3 March 2020
Cell and gene therapies are among the more promising innovations to treat cancer. Chimeric Antigen Receptor T-Cell (“CAR T” or “CAR T-cell”) treatments involve a combination of procedures that take place both in and outside of the body. Blood is taken from a patient, and T cells (a type of immune cell) are isolated and then modified, typically using a virus. The modified CAR T cells are cultured and multiplied, and a few weeks later, re-infused into the patient. The CAR T cells then bind to an antigen on the cancer cells and kill them. Several patents have been granted for CAR T therapies, but some governments are exploring the degree to which the technology is excluded from patentability. There are several problems associated with the CAR T monopolies. In June 2018, the European Medicines Agency recommended marketing authorizations for two CAR T therapies: 1) Kymriah (marketed by Novartis) – indicated for the treatment of acute lymphoblastic leukaemia, and 2) Yescarta (marketed by Gilead) – indicated for the treatment of diffuse large B-cell lymphoma. In Germany, Novartis introduced Kymriah at the price of 320,000 Euros. In Spain, the Hospital Clínic de Barcelona paid a unit price of 313,920 Euros per patient for Yescarta in 2019.
In the field of gene therapy, Zolgensma has emerged as a striking example of the dystopian future that confronts us now. The Novartis gene therapy Zolgensma is approved for the treatment of spinal muscular atrophy (SMA); Zolgensma costs 1.9 Euros million per patient. The early development of Zolgensma was funded by the US National Institutes of Health (NIH), the French charity Généthon, and US-based charities including Sophia’s Cure, Getty Owl Foundation, Fighting SMA, Jason’s Dream Foundation, the Gwendolyn Strong Foundation, and Miracle for Madison.
In light of the rise of these catastrophic health expenditures that drain health budgets, it is our view that the European Union may never achieve universal health coverage without the delinkage of R&D costs from the prices of drugs, vaccines and other health technologies.
To achieve the goals of reducing cancer incidence and mortality rates as well as expanding access to life-saving cancer treatments, we recommend that the European Commission takes specific actions and fine tune cost saving initiatives that do not involve the rationing of life saving treatments. To accomplish successful steps towards the delinkage of R&D cost from the price of drugs, the Commision should conduct a feasibility study to explore new market entry rewards as the incentive for development of new CAR-T and other cell and gene therapies, which would operate in countries where the patentability of such treatments will not be granted.

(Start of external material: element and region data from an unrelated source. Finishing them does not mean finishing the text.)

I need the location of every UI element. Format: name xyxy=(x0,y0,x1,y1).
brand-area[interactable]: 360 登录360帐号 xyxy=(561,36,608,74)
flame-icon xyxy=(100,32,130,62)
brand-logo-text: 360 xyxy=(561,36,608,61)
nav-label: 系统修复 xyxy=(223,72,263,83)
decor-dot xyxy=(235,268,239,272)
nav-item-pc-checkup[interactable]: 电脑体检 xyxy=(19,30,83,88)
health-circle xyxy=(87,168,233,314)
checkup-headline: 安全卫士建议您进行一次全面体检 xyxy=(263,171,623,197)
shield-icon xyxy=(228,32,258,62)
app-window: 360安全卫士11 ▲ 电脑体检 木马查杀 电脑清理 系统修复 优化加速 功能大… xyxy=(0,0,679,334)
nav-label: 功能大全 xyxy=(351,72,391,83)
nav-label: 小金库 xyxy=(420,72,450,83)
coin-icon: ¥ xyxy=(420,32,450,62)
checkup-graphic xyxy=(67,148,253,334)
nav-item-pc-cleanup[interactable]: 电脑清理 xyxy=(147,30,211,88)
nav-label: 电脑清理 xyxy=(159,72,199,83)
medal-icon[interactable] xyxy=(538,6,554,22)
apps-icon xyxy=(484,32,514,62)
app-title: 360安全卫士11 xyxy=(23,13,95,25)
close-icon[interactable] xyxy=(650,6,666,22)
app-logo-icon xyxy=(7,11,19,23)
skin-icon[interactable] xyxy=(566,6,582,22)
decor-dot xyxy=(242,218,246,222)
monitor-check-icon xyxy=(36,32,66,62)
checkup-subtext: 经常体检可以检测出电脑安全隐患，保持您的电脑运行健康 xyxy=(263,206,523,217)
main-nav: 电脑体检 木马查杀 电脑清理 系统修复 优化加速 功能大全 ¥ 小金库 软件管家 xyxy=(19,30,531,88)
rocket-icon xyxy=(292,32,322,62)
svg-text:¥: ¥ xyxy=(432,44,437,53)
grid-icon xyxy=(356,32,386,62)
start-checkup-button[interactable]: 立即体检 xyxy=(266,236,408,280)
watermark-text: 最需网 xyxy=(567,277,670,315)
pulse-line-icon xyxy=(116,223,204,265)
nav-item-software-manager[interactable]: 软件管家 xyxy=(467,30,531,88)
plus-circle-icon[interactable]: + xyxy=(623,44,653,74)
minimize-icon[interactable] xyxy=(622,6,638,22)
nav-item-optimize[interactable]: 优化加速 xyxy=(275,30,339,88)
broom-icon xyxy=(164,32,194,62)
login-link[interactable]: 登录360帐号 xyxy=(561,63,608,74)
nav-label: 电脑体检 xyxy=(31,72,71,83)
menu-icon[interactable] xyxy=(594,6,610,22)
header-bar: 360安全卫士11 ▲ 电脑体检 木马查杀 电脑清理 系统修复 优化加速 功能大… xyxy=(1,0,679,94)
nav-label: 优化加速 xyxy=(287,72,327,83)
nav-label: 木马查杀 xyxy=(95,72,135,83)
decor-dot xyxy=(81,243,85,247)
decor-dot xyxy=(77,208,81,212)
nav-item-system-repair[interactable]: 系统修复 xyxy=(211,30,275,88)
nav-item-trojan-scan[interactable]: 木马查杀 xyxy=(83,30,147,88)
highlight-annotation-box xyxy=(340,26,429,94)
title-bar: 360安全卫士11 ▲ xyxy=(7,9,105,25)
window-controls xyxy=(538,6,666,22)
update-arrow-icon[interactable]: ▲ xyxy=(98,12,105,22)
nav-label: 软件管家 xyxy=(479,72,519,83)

Furthermore, the Commission should create a working group to examine the implications of Article 27.3(a) of the WTO TRIPS Agreement on the patentability of gene and cell-based therapies including those involving autologous T-cell immunotherapy (CAR T), CRISPR and other technologies when treatment can be described as a service or a medical procedure, rather than a product. The working group should explore if certain cell and gene-based treatments are, in fact, exempt from patentability when a country has an exception that mirrors Article 27.3(a) of the TRIPS Agreement.
Since EU actions must be based on evidence and understanding of the impacts of regulations, we request that the Commission require the following information regarding cancer therapies be collected and made public:
a) annual reports on sales revenues, prices and units sold;
b) annual reports on marketing costs incurred for each registered product or procedure;
c) the costs directly associated with each clinical trial used to support the marketing authorization of a product or procedure, separately;
d) all grants, tax credits or any other public sector subsidies and incentives relating to the initial regulatory approval and annually on the subsequent development of a product or service.